A generalisation of Henstock-Kurzweil integral to compact metric spaces (2503.03793v1)

Abstract: We introduce the notion of a gauge and of a tagged partition (subordinate to a given gauge) by intersections of open and closed sets of a compact metric space extending the corresponding notions in Henstock-Kurzweil integration of real-valued functions with respect to the Lebesgue measure on the unit interval. We show that, for the integration of bounded functions with respect to a normalised Borel measure $\mu$ on a compact metric space, the notion of a gauge and an associated tagged partition, arise naturally from a normalised simple valuation way-below the Borel measure. Then we consider the integration of unbounded functions with respect to a normalised Borel measure on a compact metric space, for which the Lebesgue integral may fail to exist. A pair of a tagged partition and a gauge defines a simple valuation and we introduce a partial order on these pairs, emulating the partial order of simple valuations in the probabilistic power domain. We define the $D_\mu$-integral of a real-valued function with respect to a Borel measure using the limit of the net of the integrals of the simple valuations induced by pairs of tagged partitions and gauges for the function.
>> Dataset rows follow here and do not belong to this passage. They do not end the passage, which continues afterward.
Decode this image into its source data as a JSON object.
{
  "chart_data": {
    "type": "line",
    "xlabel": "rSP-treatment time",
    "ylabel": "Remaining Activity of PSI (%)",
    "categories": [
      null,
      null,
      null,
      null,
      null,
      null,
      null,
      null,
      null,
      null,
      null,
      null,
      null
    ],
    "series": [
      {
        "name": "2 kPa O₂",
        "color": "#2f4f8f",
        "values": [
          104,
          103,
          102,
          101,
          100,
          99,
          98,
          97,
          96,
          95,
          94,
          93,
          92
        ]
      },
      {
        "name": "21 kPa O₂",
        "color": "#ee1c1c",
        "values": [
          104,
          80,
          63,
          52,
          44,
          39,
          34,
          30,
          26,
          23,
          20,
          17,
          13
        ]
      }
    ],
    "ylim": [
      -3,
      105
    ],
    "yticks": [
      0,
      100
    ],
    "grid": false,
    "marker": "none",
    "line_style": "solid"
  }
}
The $D_\mu$-integral of functions on a compact metric space with respect to a normalised Borel measure satisfies the basic properties of an integral and generalises the Henstock-Kurzweil integral. We show that when the Lebesgue integral of the function exists then the $D_\mu$-integral also exists and they have the same value. We provide a family of real-valued functions on the Cantor space that are $D_\mu$-integrable but not Lebesgue integrable.